Je me suis réveillée avec un constat d'échec, celui de mon incapacité à tourner la page, parce que visiblement, mon coeur ne se fait pas aux adieux, aux points finaux de son message, et oppressée par le manque, parce que dix ans d'amitié, ça ne s'efface pas comme cela pour moi.

C'est étrange, parce que je sais pertinemment qu'elle pourrait énoncer mes failles, mon manque d'engagement et l'abandon de nos liens, reste que mon vécu, dans tout cela, est plutôt de l'ordre d'avoir tenté de colmater les déchirures,  tenté d'être active dans nos échanges,  tenté d'honorer l'amitié au travers du chaos de mon quotidien.  Peut-être a-t-elle raison; entre ses besoins et mes limites, un univers infranchissable s'est posé. Reste que je m'ennuie, de qui elle est,comme individu, de nos échanges, de la complicité des années, de nos mains tendues face au quotidien.  

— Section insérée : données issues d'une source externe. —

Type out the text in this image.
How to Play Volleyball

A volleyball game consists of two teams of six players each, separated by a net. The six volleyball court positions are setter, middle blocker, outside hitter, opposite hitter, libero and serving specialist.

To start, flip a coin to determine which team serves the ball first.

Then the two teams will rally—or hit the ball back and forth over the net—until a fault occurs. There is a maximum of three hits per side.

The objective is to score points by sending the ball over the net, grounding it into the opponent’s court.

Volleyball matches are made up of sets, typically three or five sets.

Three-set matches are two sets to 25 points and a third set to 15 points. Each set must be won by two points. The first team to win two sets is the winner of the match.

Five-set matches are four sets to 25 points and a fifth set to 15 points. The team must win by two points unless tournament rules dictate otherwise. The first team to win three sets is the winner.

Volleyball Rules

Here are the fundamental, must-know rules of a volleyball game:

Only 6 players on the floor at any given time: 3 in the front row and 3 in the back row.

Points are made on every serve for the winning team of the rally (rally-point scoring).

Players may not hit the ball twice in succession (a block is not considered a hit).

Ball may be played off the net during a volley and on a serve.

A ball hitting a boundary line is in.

Le chemin sera long, et souffrant sans doute aussi. Je travaille à ne pas être cringe depuis un mois, l'application téléchargée m'indique depuis combien de jours je ne lui écris pas,depuis combien de jours j'avance sans cette personne qui connaissait tout de moi. Je me gère, pour ne pas la relancer, pour ne pas nous replonger dans un cercle infini de mélodrames qu'on ne sait pas prévenir.  Mes mains sont nouées, pour ne pas flancher. J'essaie de découvrir quelle amie je peux devenir pour les autres,  dans le respect de mon rythme, entre ma pile à lire, mon apprentissage du crochet,la réalisation de vestes archi-laides et mes cravings pour des crèmes glacées artisanales. C'est l'été, et le ciel ici est toujours un théâtre d'éblouissement.